# Colt Defender - finish



## tomwalshco (Aug 20, 2009)

Just got a Defender and plan on carrying it a lot IWB. I know it will get its share of abuse, but does anyone have any pointers on slowing down the finish wear?

I plan on just sticking it in my waistband with a Clipdraw at 12:00. 

Waxes? Coatings? Oil? Thanks.


----------



## VAMarine (Dec 25, 2008)

tomwalshco said:


> Just got a Defender and plan on carrying it a lot IWB. I know it will get its share of abuse, but does anyone have any pointers on slowing down the finish wear?
> 
> I plan on just sticking it in my waistband with a Clipdraw at 12:00.
> 
> Waxes? Coatings? Oil? Thanks.


If you're not using a holster, whatever you put on the gun is going to soak your trousers and drawers...go light on the oil or you'll look like you wet yourself.

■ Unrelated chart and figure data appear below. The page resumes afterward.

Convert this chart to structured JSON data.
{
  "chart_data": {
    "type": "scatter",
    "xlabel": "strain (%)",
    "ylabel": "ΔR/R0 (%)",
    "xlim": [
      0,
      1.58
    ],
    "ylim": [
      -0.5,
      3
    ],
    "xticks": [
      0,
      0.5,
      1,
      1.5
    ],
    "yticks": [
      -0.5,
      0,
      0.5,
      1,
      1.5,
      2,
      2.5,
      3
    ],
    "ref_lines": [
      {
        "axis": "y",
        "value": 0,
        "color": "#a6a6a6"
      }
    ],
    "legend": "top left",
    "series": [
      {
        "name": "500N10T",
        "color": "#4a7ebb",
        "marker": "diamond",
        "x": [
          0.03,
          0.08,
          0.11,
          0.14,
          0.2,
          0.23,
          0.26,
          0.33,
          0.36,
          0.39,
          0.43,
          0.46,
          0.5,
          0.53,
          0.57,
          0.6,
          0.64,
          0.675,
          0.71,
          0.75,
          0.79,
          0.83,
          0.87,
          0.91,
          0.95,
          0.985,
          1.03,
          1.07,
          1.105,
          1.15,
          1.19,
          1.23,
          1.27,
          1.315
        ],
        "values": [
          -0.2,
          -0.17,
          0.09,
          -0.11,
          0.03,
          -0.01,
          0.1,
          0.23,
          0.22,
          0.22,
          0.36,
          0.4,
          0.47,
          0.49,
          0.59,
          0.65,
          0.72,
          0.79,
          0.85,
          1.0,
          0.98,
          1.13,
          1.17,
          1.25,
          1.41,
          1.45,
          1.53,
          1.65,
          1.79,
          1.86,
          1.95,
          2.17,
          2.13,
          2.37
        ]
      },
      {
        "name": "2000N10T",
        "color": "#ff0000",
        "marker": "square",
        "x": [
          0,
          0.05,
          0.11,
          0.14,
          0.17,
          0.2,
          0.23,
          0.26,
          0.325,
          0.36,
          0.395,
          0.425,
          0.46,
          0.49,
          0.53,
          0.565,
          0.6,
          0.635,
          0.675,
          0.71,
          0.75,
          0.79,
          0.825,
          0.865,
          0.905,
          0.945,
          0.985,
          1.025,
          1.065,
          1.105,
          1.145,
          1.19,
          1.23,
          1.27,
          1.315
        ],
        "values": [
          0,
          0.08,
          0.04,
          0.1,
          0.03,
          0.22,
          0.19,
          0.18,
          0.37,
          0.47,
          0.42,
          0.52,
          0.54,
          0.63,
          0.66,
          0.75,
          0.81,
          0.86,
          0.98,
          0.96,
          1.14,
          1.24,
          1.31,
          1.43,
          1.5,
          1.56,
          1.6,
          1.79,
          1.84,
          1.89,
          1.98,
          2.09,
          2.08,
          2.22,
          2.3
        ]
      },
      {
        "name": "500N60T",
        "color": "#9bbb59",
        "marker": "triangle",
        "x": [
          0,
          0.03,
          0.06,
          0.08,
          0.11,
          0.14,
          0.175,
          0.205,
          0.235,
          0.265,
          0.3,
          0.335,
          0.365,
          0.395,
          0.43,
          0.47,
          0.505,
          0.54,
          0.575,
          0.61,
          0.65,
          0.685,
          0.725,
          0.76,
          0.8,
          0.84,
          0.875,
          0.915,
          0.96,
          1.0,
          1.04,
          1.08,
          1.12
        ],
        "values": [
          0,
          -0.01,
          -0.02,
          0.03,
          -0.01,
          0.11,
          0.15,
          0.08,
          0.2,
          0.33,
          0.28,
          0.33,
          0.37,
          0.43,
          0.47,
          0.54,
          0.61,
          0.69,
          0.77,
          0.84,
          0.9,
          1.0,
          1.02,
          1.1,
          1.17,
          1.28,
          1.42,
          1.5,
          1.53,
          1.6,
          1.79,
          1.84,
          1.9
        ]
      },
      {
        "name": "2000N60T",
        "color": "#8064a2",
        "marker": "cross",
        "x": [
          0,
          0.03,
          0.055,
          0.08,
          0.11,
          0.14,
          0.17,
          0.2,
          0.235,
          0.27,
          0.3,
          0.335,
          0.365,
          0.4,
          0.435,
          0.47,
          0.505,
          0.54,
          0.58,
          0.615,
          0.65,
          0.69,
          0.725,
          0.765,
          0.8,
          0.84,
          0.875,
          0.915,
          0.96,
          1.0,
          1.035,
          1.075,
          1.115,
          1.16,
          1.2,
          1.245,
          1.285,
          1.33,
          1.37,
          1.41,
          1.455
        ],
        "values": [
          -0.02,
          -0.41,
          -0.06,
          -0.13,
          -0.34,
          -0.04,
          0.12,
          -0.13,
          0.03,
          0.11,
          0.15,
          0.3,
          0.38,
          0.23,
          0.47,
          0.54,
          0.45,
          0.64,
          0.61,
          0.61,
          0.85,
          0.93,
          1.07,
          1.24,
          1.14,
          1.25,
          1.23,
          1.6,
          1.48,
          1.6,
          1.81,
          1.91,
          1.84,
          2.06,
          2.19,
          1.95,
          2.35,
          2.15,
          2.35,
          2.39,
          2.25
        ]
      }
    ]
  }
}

Regarding finish wear...Wear from what? Unless you're wearing kydex or leather britches, I doubt your clothes will provide coarse enough friction to wear a stainless steel gun. If your Defender is blued, you need to worry more about rust than finish wear as blueing is more susceptible to corrosion in a high sweat environment. Even a leather holster won't wear a stainless slide that much. That's why stainless is a good thing IMHO.

All that being said, Renaissance Wax would probably be your best bet for preserving the gun without ruining your clothes. Lube is a whole other story. I would suggest some sort of grease such as Tetra Gun Grease that won't run


----------



## jdeere9750 (Nov 28, 2008)

VAMarine said:


> ... leather britches ...


:mrgreen:


----------